When an error is caused, the server returns an HTTP error code and an error page. You can use the Htperror instance as a return page, which means that the Httperror instance has not only the code attribute, but also read, Geturl, and info.
#! /usr/bin/env python
#coding =utf-8
import urllib2
url= "Http://cs.scu.edu.cn/~duanlei"
try:
Response=urllib2.urlopen (URL)
except Urllib2. Httperror,e:
print e.code
print e.read ()
3, Summary
if you want to handle Urlerror and Httperror in your code in two ways, the code is as follows:
#! /usr/bin/env python
#coding =utf-8
import urllib2
url= "xxxxxx" #需要访问的URL
try:
response= Urllib2.urlopen (URL)
except Urllib2. Httperror,e: #HTTPError必须排在URLError的前面
print "The server couldn ' t fulfill the request"

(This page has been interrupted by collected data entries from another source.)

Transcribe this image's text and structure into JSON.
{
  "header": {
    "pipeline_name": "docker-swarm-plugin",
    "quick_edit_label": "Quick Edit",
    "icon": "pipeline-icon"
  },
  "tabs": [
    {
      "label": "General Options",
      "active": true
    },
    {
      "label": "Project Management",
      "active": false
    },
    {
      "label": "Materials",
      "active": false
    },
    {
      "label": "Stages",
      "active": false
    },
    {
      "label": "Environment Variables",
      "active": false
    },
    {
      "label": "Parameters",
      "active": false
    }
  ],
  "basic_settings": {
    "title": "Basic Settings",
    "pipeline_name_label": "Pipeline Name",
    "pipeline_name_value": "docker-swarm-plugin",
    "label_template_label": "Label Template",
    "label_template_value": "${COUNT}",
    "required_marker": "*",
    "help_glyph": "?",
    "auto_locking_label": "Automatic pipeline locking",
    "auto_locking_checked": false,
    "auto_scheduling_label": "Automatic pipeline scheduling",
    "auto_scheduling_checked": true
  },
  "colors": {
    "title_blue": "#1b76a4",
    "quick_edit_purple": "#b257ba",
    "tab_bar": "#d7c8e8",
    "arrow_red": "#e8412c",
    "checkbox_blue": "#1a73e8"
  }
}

print "Error code:", E.code
print "Return content:", E.read ()
except URLLIB2. Urlerror,e:
print "Failed to reach" the server "
print" The Reason: ", E.reason
else:
#something Should do pass
#其他异常的处理
#!/usr/bin/env python
#coding =utf-8
import urllib2
url= "http:// xxx "#需要访问的URL
try:
response=urllib2.urlopen (URL)
except Urllib2. Urlerror,e:
If Hasattr (E, "Reason"):
print "Failed to reach the server"
print "Reason:", E.reason
elif hasattr (E, "code"):
print "The server couldn ' t fulfill the request"
print "Error code:", E.code
print ' return content: ', E.read ()
else: Pass
#其他异常的处理
In comparison, the second method of exception handling is more excellent.